Plasticity of pigmentation of the harlequin bug, Murgantia histrionica, in response to developmental temperature and photoperiod
Sustaining homeostasis in a changing environment relies on an organism’s ability to maintain an internal temperature within a specific range through thermoregulation. As poikilothermic ectotherms, insects must rely on mechanisms other than metabolic heat production to protect themselves from extreme temperatures. The harlequin bug (Murgantia histrionica) demonstrates plasticity in the ratio of black to yellow pigmentation on their dorsal surface, possibly taking advantage of solar radiation to warm their bodies during cool ambient temperatures. In order to investigate the impact of temperature and photoperiod on adult pigmentation, we reared harlequin nymphs in multiple thermal environments that mimicked the seasonal temperatures and photoperiods observed in their natural geographic range. We also transferred subsets of developing nymphs between environments in an attempt to ascertain when during development adult pigmentation is fixed. Once the nymphs reached the adult stage, the black to color ratio was quantified using digital imagery. Finally, we monitored the temperature of adult harlequin bugs in dark and basking conditions in order to assess the thermoregulation capabilities across a range of pigmentation phenotypes.

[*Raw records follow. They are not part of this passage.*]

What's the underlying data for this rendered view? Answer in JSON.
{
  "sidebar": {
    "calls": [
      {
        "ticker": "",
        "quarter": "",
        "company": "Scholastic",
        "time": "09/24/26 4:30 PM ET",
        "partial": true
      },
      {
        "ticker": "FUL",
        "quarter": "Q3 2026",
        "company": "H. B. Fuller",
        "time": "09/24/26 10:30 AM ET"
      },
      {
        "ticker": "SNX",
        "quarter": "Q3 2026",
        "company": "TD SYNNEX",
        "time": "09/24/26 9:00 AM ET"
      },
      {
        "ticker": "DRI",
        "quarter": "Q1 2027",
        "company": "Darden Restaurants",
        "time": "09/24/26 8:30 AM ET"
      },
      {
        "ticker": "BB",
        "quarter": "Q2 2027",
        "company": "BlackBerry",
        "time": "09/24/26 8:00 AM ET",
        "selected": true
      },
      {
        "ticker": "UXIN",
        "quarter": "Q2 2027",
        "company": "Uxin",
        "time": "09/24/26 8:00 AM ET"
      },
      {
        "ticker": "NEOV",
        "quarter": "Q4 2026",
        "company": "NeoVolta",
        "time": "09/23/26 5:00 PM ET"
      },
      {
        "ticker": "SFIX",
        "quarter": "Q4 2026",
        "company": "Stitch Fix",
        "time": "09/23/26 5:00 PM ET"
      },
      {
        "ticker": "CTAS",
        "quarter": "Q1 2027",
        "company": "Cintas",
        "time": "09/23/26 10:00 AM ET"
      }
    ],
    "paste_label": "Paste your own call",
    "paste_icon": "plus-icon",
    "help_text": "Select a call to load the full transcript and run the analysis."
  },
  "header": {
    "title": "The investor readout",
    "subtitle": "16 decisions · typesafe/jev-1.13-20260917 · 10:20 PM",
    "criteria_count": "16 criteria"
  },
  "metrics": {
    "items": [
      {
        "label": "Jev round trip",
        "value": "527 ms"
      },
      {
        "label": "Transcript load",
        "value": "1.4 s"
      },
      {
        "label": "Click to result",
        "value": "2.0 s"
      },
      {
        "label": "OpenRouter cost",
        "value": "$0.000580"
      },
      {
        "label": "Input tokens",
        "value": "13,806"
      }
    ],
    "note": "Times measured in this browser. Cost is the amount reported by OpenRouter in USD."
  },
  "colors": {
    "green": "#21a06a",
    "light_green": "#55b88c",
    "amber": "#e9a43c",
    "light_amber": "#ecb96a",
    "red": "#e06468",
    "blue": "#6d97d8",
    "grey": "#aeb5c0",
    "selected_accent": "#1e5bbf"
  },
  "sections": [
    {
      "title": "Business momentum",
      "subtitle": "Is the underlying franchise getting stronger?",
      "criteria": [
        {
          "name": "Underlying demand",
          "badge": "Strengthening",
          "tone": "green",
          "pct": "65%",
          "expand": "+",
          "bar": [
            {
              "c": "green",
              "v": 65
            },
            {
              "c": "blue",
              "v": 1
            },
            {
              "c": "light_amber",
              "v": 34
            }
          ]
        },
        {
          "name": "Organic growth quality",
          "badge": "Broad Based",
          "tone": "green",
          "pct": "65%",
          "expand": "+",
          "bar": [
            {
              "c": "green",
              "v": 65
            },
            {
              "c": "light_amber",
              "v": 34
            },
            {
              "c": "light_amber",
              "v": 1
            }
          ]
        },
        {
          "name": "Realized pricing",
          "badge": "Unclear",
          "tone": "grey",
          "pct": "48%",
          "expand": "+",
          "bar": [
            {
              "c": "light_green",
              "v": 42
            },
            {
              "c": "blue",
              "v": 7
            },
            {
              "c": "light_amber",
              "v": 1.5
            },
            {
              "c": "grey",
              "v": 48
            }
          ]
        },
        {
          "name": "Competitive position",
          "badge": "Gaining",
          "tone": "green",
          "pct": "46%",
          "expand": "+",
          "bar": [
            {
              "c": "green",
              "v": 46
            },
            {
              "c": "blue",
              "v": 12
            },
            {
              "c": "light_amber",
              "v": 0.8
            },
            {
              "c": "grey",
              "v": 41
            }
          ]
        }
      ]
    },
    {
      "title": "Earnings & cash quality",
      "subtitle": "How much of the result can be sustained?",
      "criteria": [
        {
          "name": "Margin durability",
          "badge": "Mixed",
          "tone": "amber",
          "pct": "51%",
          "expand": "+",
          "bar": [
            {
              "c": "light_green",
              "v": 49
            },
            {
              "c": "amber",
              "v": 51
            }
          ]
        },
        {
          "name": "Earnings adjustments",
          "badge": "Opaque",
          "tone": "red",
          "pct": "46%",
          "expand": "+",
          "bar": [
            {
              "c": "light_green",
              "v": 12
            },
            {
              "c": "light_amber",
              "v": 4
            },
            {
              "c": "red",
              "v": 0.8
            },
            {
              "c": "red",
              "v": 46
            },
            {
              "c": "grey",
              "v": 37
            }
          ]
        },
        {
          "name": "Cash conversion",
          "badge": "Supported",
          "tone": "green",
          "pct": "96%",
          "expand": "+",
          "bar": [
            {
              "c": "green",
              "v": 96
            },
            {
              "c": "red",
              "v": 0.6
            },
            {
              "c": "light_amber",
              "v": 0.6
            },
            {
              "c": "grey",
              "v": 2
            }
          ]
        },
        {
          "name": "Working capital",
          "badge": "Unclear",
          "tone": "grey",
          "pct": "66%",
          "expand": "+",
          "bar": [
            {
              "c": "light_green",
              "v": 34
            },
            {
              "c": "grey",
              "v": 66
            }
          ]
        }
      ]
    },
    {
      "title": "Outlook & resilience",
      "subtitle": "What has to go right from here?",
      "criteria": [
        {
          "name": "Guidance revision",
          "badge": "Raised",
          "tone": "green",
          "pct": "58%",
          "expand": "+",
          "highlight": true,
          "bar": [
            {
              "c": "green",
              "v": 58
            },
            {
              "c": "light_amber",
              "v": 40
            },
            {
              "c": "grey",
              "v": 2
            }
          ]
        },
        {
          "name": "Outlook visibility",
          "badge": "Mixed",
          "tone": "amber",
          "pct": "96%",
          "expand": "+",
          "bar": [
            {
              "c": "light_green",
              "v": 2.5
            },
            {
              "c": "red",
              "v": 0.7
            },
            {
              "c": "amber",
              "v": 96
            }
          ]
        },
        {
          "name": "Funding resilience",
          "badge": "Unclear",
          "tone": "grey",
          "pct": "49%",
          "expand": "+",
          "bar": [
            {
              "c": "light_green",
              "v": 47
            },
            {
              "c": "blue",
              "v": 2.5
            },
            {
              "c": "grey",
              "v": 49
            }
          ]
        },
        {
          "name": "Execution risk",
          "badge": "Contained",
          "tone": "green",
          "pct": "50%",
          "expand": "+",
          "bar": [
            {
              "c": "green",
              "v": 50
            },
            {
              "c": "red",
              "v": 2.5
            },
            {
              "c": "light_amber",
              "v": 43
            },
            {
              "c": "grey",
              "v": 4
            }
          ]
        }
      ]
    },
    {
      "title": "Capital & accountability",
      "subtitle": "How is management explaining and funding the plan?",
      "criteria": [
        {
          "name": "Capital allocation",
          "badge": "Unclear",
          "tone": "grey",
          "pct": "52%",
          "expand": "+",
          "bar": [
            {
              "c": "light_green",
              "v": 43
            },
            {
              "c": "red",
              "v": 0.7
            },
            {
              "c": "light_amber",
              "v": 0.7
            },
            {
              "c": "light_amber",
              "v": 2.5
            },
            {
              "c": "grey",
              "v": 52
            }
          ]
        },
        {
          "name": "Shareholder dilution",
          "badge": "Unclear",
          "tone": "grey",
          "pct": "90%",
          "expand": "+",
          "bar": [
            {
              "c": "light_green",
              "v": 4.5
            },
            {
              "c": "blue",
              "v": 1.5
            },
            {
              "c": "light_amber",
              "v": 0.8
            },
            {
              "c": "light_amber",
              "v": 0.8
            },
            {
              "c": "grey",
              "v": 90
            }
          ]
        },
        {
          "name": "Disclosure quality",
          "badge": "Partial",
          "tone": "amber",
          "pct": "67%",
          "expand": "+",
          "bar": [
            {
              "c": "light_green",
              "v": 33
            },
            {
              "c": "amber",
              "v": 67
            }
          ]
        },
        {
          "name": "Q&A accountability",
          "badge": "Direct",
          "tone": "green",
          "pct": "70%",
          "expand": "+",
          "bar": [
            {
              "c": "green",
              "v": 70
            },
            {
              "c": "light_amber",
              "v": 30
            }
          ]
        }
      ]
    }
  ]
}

Nymphs that completed their development in chambers mimicking a fall temperature and/or photoperiod had higher levels of melanization. In addition, bugs that completed their entire development under fall conditions showed the same degree of melanization as bugs transferred after 28 days of development, suggesting that M. histrionica, similar to some Lepidopterans, shows melanization plasticity in response to exposure at a late critical period of development, rather than total time spent in a fall environment. Bugs reared in a fall environment were smaller than both bugs in a summer environment and those transferred after 28 days of development. Smaller organisms have a larger surface area to volume ratio. It is possible that bugs developing in the fall, which will likely overwinter as adults, take advantage of their higher surface area to volume ratio to increase their body temperatures more efficiently than larger adults when exposed to solar radiation. In our assessment of thermoregulation, individuals with a darker pigmentation were able to raise their body temperature to greater extent. These results suggest that colder temperatures experienced late in the season may induce the development of a darker phenotype, potentially improving the insect’s immediate and over-winter survival.